The site crashed yesterday morning at around 9am, although it’s hardly noticable until a couple hours later. I didn’t notice it until I started picking stories to feature on the homepage. Whenever i tried to feature an article, it would stop the site from loading up.
From that, I knew that the MySQL database must be checking for corrupt tables. And if it’s doing that, a crash must have occurred. Checking out stats at my ISP confirmed that the server was restarted at 9am.
When a table’s being checked, it still could be read, so people can still access the site. It’s just when you I tried to update it, it would hold up everything else from running.
Eventually, one of the tables was found to be corrupted and needed to be repaired. When a table’s being repaired, you can’t read or write to it, so it’s down time for the site until it’s fully repaired. That took about three hours.

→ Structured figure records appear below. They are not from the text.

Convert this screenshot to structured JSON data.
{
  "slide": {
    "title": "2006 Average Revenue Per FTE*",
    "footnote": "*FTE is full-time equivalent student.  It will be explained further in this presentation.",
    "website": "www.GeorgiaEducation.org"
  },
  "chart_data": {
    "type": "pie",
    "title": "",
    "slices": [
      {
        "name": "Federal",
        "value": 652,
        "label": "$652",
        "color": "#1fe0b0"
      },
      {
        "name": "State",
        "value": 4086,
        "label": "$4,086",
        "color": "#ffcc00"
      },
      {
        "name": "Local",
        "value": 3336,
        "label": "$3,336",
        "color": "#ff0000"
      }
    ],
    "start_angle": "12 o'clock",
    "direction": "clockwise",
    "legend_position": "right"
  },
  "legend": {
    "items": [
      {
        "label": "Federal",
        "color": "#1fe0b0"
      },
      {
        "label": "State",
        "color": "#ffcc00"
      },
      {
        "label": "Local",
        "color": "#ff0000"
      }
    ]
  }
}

One of the worst things you can do while a table’s being repaired is to cancel it or restart the server. The entire corrupted table could be deleted, and there’s no way to undo that. I found that out the hard way with a previous site outage. You just have to wait it out, unless you have a backup that you can readily deploy.
Still, three hours is a long time to wait. When I checked a list of running processes, I spotted corrupted table with “repair with keycache.” Apparently, that’s a really slow way to repair a table.
The way to avoid that is to add or modify a couple settings in MySQL: “myisam_max_sort_file_size” and “myisam_max_extra_sort_file_size.”
Set those values to be higher than the size of the largest index in your database.
The index for the corrupt table that was being repaired was about 1GB, and that took three hours. My largest index is 15GB. That would take a couple days to complete if that table gets corrupted. That wouldn’t be fun.
I upgraded my storage space and set the values for the two config settings to 20GB. Should that 15GB table get corrupted, a repair job should only take hours, not days.